PETALING JAYA: The National Union of Journalists Malaysia (NUJ) says the Anti-Fake News Bill 2018 has considerable implications for the media owing to the penalties imposed on sources, publishers and funders.
“Though the Bill targets those who create fake news, media organisations would likely also be stifled,” said NUJ general secretary Chin Sung Chew.
Chin said NUJ was concerned over a clause that states that any order by the Government requiring a publication to remove “fake news” cannot be set aside.
“To allow one party to have unquestionable power to remove articles it disagrees with could easily be abused,” he said.
Once the Bill is passed, anyone found “knowingly creating, offering, publishing, printing, distributing, circulating or disseminating” any fake news can be fined up to RM500,000, jailed up to 10 years, or both.

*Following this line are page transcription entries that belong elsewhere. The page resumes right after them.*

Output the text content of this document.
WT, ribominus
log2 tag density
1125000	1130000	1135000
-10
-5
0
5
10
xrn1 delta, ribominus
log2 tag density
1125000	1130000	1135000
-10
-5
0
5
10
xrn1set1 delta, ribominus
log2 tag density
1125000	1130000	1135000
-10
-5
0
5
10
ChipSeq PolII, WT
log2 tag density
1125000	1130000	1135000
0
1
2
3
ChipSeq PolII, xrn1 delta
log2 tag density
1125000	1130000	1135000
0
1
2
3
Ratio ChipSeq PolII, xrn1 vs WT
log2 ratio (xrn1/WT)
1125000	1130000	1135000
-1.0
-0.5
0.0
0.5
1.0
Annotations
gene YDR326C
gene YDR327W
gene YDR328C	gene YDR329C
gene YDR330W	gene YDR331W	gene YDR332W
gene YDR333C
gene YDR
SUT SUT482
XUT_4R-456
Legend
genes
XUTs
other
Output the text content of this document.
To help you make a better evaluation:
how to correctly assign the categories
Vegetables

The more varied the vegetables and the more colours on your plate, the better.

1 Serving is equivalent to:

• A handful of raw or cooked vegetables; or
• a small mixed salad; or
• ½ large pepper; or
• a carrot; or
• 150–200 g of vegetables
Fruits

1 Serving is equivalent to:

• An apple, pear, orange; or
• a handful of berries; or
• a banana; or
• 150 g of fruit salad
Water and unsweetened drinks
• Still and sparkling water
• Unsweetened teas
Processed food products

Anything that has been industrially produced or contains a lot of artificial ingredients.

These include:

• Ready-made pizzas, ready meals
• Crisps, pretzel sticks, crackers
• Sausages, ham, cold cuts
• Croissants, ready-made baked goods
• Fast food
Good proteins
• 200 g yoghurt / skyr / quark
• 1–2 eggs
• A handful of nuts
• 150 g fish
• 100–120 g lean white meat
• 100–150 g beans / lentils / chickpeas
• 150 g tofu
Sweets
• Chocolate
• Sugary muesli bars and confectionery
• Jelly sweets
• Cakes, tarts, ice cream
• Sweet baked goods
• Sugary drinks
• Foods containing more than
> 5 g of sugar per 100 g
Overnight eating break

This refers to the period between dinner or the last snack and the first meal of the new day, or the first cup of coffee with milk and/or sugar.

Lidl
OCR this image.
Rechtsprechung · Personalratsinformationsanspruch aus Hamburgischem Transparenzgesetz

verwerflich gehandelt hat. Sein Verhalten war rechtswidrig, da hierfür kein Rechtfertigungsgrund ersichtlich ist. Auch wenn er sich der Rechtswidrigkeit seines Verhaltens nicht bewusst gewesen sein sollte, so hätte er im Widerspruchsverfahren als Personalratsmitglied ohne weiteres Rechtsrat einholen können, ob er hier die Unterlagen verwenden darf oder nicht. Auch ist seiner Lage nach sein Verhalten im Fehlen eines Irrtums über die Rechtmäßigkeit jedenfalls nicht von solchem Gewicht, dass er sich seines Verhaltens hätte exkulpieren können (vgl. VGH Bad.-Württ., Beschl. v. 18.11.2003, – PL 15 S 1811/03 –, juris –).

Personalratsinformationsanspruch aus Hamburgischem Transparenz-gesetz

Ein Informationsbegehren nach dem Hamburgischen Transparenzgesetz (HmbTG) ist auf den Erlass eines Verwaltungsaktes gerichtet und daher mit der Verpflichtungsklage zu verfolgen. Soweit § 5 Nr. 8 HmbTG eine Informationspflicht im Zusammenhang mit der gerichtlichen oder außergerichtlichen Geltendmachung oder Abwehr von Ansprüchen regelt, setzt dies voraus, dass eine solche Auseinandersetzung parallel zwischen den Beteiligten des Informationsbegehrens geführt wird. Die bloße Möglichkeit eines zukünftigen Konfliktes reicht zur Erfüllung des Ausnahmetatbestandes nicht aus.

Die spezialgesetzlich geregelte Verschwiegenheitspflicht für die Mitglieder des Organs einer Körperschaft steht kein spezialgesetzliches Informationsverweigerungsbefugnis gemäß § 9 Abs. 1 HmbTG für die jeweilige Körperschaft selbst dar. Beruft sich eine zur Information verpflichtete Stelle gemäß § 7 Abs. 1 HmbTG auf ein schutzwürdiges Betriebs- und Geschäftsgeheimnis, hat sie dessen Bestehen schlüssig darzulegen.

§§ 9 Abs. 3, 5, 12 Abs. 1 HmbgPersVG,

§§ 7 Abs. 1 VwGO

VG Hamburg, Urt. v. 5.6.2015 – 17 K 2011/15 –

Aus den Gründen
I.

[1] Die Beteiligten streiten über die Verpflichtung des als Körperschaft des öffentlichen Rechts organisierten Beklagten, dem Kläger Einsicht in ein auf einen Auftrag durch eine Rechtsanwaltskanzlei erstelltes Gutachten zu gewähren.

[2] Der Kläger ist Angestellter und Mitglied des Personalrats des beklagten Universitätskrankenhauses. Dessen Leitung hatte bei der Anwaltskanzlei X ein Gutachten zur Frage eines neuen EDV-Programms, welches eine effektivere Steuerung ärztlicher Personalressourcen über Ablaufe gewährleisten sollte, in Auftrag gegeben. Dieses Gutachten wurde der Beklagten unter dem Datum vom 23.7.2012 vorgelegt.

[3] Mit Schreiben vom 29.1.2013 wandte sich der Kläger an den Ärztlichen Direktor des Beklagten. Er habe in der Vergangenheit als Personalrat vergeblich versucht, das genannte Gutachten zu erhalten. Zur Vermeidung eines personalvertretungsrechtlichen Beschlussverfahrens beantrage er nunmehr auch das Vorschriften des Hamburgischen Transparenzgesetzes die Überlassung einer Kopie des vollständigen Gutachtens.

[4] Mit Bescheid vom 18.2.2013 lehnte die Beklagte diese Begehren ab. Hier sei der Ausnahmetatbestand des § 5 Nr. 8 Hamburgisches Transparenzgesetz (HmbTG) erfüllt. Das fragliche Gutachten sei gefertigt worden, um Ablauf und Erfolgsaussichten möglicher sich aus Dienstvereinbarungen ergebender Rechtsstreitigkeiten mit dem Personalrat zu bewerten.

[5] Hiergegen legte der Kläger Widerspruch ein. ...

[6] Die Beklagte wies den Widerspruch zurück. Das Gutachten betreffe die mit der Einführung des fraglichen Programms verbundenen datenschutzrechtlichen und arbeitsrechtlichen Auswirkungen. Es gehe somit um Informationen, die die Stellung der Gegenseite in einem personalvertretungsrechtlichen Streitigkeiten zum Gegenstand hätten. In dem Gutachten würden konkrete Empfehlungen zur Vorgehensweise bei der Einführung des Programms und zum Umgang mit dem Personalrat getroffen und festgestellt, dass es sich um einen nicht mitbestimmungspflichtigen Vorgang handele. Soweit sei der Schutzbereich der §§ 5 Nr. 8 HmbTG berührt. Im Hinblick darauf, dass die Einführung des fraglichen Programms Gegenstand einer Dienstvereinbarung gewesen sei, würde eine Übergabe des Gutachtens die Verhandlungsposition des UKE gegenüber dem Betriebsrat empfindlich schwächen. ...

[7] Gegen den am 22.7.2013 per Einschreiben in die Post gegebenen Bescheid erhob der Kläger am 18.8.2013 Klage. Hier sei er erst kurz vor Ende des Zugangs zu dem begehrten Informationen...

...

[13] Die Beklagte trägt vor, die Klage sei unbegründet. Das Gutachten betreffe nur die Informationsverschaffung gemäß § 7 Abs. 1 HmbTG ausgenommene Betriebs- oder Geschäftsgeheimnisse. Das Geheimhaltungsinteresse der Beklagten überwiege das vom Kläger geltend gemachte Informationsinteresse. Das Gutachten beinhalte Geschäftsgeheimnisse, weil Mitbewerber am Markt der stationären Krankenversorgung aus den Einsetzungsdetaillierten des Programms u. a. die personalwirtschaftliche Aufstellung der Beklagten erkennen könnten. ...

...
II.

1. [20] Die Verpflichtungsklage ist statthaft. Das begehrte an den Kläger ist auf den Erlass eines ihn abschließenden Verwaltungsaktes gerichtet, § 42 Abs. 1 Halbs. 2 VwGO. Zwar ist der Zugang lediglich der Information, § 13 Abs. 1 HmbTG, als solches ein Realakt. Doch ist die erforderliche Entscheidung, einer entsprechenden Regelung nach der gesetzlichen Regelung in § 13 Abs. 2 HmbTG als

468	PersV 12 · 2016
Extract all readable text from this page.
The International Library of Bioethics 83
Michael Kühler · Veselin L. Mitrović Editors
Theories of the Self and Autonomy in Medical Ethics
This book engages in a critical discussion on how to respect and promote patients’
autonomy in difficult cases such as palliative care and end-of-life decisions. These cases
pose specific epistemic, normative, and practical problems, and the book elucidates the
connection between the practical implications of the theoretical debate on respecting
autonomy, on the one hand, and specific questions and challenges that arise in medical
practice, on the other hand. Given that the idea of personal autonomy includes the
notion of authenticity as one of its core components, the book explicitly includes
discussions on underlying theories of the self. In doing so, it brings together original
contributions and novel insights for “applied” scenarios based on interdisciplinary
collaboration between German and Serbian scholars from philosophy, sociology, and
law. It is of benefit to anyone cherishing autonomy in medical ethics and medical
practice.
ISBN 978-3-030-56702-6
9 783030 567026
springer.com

Anyone who is found abetting by providing financial assistance would face similar punishments, while any person who fails to remove publications containing fake news can be fined up to RM100,000.
“NUJ questions why the Bill has penalties so much higher than existing ones that address the issue of contentious news and social media posts,” said Chin.
In comparison, Section 500 of the Penal Code for criminal defamation carries a punishment of up to two years jail, a fine, or both.
An offence under Section 233(3) of the Communications and Multimedia Act for improper use of network facilities is punishable by a RM50,000 fine and up to one year in jail, or both.